HARJABO

gus durian bondowoso

Teka-Teki di Atas Puing Kepercayaan Publik

 

Ahmad Andrey Maulana (Ketua Kabid Gerakan PMII UNEJ BWS 2020-2021) 

Ada sebuah gedung di jantung ibu kota. Dindingnya dibangun dari janji untuk menjadi "rumah rakyat", namun gema di dalamnya lebih sering terdengar membahas tunjangan untuk penghuninya sendiri.

Di saat jalanan resah karena harga beras yang tinggi, di dalam gedung itu justru ramai isu kenaikan fasilitas.

Gedung apakah itu, yang atapnya begitu tinggi hingga tak lagi bisa mendengar suara dari bawah?

Ia menjadi titik kumpul pertama bagi amarah. Pagar-pagarnya yang kokoh dijebol , gerbangnya dirusak, bahkan api pun dijilatkannya ke dinding-dinding perwakilannya di berbagai daerah, dari Makassar hingga Solo.

Teriakan "Bubarkan!" menjadi lagu kebangsaan di halamannya. Bahkan seorang negarawan senior merasa perlu mengingatkan penghuninya agar "jangan asal bicara yang bisa menyakiti hati masyarakat".

Lembaga apakah itu, yang seharusnya menjadi benteng aspirasi namun justru menjadi sasaran frustrasi?

Di tengah badai, salah satu pimpinannya diganti setelah ucapannya memicu kemarahan publik di dunia maya. 

Pergantian itu terasa bukan seperti introspeksi, melainkan seperti upaya penyelamatan citra yang panik. Ia menunjukkan betapa rapuhnya hubungan antara yang di dalam dan yang di luar.

Institusi apakah itu, yang sibuk merapikan kursinya sendiri saat rumah di sekelilingnya sedang terbakar?

Ia membahas undang-undang yang paling menentukan nasib bangsa, namun melakukannya di ruang-ruang tertutup, jauh dari pengawasan publik. Ia menggodok aturan yang bisa membangkitkan kembali hantu masa lalu, memicu ketakutan akan kembalinya tentara ke ranah sipil, sementara rakyat hanya bisa menebak-nebak dari balik pintu.

Kekuasaan apakah itu, yang seharusnya transparan namun justru bergerak dalam bayang-bayang?
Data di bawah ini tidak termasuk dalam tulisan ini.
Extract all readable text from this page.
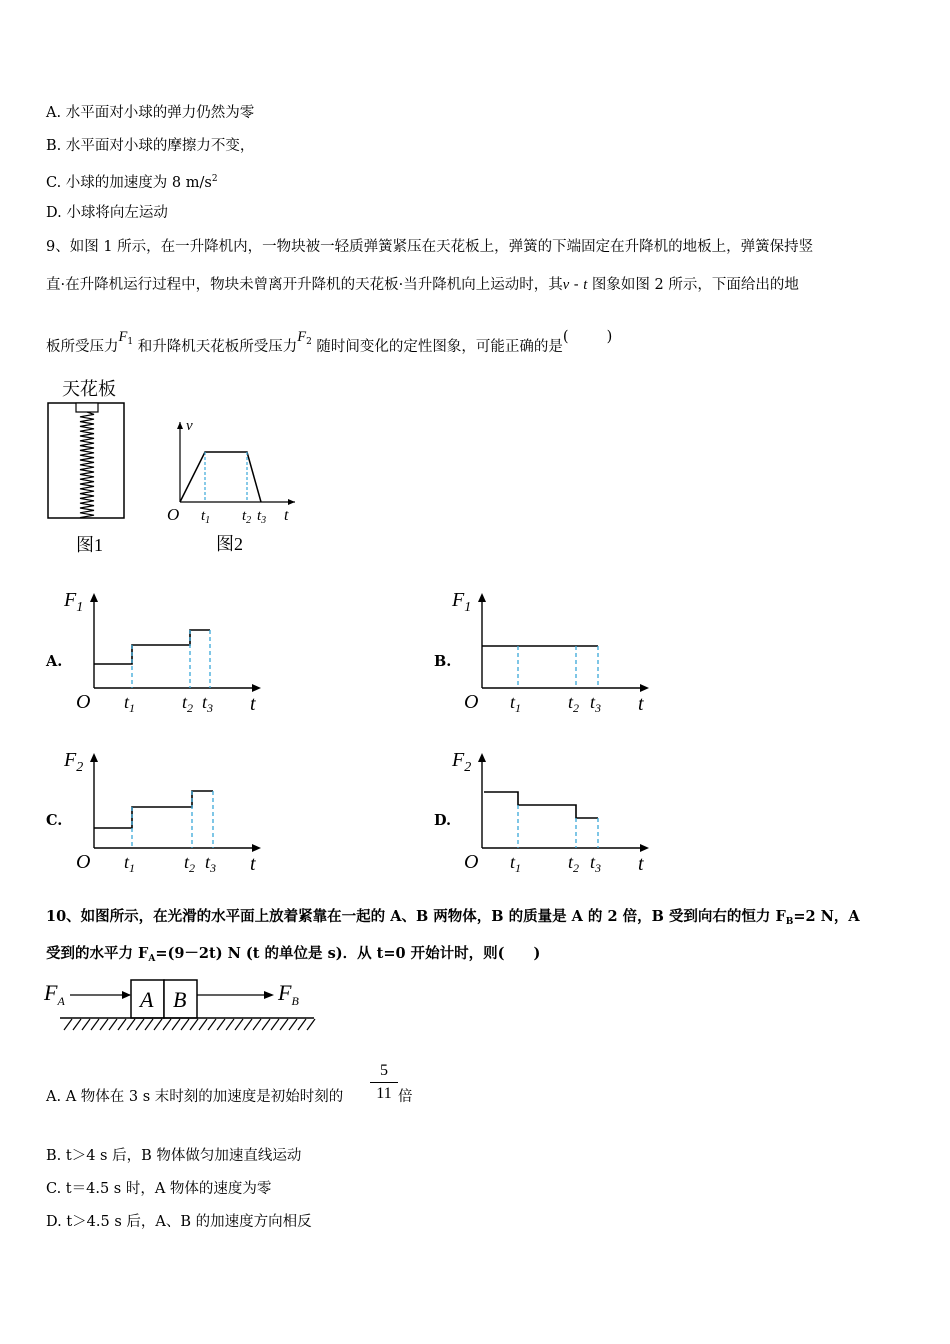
A. 水平面对小球的弹力仍然为零
B. 水平面对小球的摩擦力不变，
C. 小球的加速度为 8 $m/s^2$
D. 小球将向左运动
9、如图 1 所示，在一升降机内，一物块被一轻质弹簧紧压在天花板上，弹簧的下端固定在升降机的地板上，弹簧保持竖
直·在升降机运行过程中，物块未曾离开升降机的天花板·当升降机向上运动时，其v - t 图象如图 2 所示，下面给出的地
板所受压力$F_1$ 和升降机天花板所受压力$F_2$ 随时间变化的定性图象，可能正确的是(	)
天花板
图1
v
O $t_1$ $t_2$ $t_3$ t
图2
A.	B.
C.	D.
O $t_1$	$t_2$ $t_3$ t
$F_1$
O $t_1$	$t_2$ $t_3$ t
$F_1$
O $t_1$	$t_2$ $t_3$ t
$F_2$
O $t_1$	$t_2$ $t_3$ t
$F_2$
10、如图所示，在光滑的水平面上放着紧靠在一起的 A、B 两物体，B 的质量是 A 的 2 倍，B 受到向右的恒力 $F_B=2$ N，A
受到的水平力 $F_A=(9-2t)$ N (t 的单位是 s)．从 t=0 开始计时，则(　　)
$F_A$	A B	$F_B$
A. A 物体在 3 s 末时刻的加速度是初始时刻的
5
11 倍
B. t＞4 s 后，B 物体做匀加速直线运动
C. t＝4.5 s 时，A 物体的速度为零
D. t＞4.5 s 后，A、B 的加速度方向相反
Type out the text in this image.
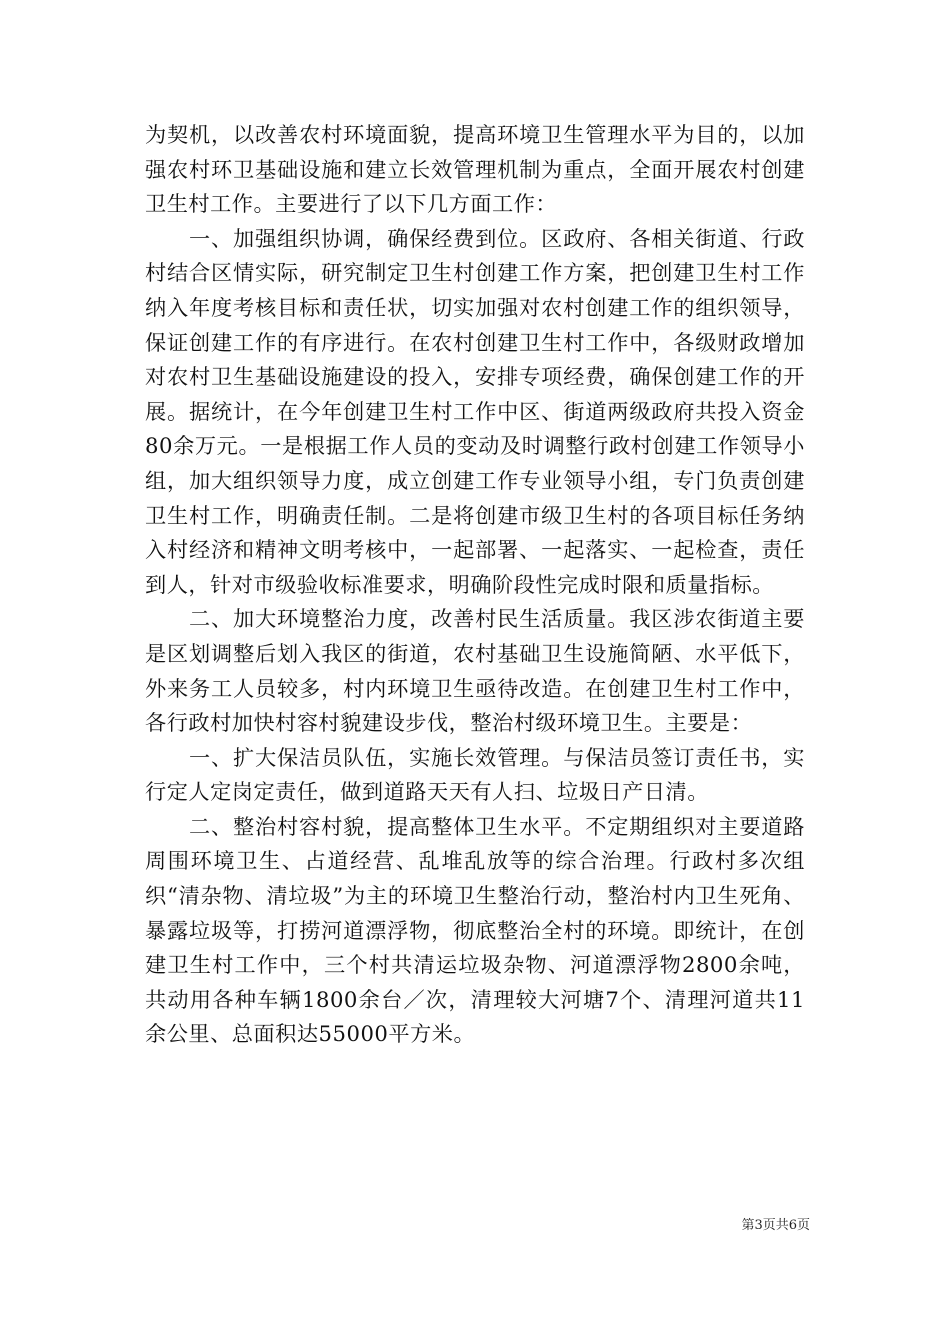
为契机，以改善农村环境面貌，提高环境卫生管理水平为目的，以加强农村环卫基础设施和建立长效管理机制为重点，全面开展农村创建卫生村工作。主要进行了以下几方面工作：

一、加强组织协调，确保经费到位。区政府、各相关街道、行政村结合区情实际，研究制定卫生村创建工作方案，把创建卫生村工作纳入年度考核目标和责任状，切实加强对农村创建工作的组织领导，保证创建工作的有序进行。在农村创建卫生村工作中，各级财政增加对农村卫生基础设施建设的投入，安排专项经费，确保创建工作的开展。据统计，在今年创建卫生村工作中区、街道两级政府共投入资金80余万元。一是根据工作人员的变动及时调整行政村创建工作领导小组，加大组织领导力度，成立创建工作专业领导小组，专门负责创建卫生村工作，明确责任制。二是将创建市级卫生村的各项目标任务纳入村经济和精神文明考核中，一起部署、一起落实、一起检查，责任到人，针对市级验收标准要求，明确阶段性完成时限和质量指标。

二、加大环境整治力度，改善村民生活质量。我区涉农街道主要是区划调整后划入我区的街道，农村基础卫生设施简陋、水平低下，外来务工人员较多，村内环境卫生亟待改造。在创建卫生村工作中，各行政村加快村容村貌建设步伐，整治村级环境卫生。主要是：

一、扩大保洁员队伍，实施长效管理。与保洁员签订责任书，实行定人定岗定责任，做到道路天天有人扫、垃圾日产日清。

二、整治村容村貌，提高整体卫生水平。不定期组织对主要道路周围环境卫生、占道经营、乱堆乱放等的综合治理。行政村多次组织“清杂物、清垃圾”为主的环境卫生整治行动，整治村内卫生死角、暴露垃圾等，打捞河道漂浮物，彻底整治全村的环境。即统计，在创建卫生村工作中，三个村共清运垃圾杂物、河道漂浮物2800余吨，共动用各种车辆1800余台／次，清理较大河塘7个、清理河道共11余公里、总面积达55000平方米。

第3页共6页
Tragedi Affan Kurniawan memang terjadi di dekatnya, saat rakyat sedang mencoba mengetuk pintunya. Kematian itu menjadi simbol tragis dari sebuah jarak—jarak antara rakyat yang menuntut untuk didengar, dan sebuah lembaga yang tampaknya telah lama tuli.

Kini, setelah api padam dan puing-puing tersapu, teka-teki sesungguhnya baru dimulai. Jalan pertama adalah dengan mengganti beberapa wajah, mengecat ulang dinding yang hangus, dan berharap semua orang lupa. Jalan kedua adalah dengan meruntuhkan dinding-dinding kesombongan itu dari dalam, dan belajar kembali menjadi sebuah rumah.

Jadi, teka-teki terakhirnya bukanlah tentang nama gedung itu, karena kita semua sudah tahu jawabannya. Teka-tekinya adalah: Jalan manakah yang akan ia pilih?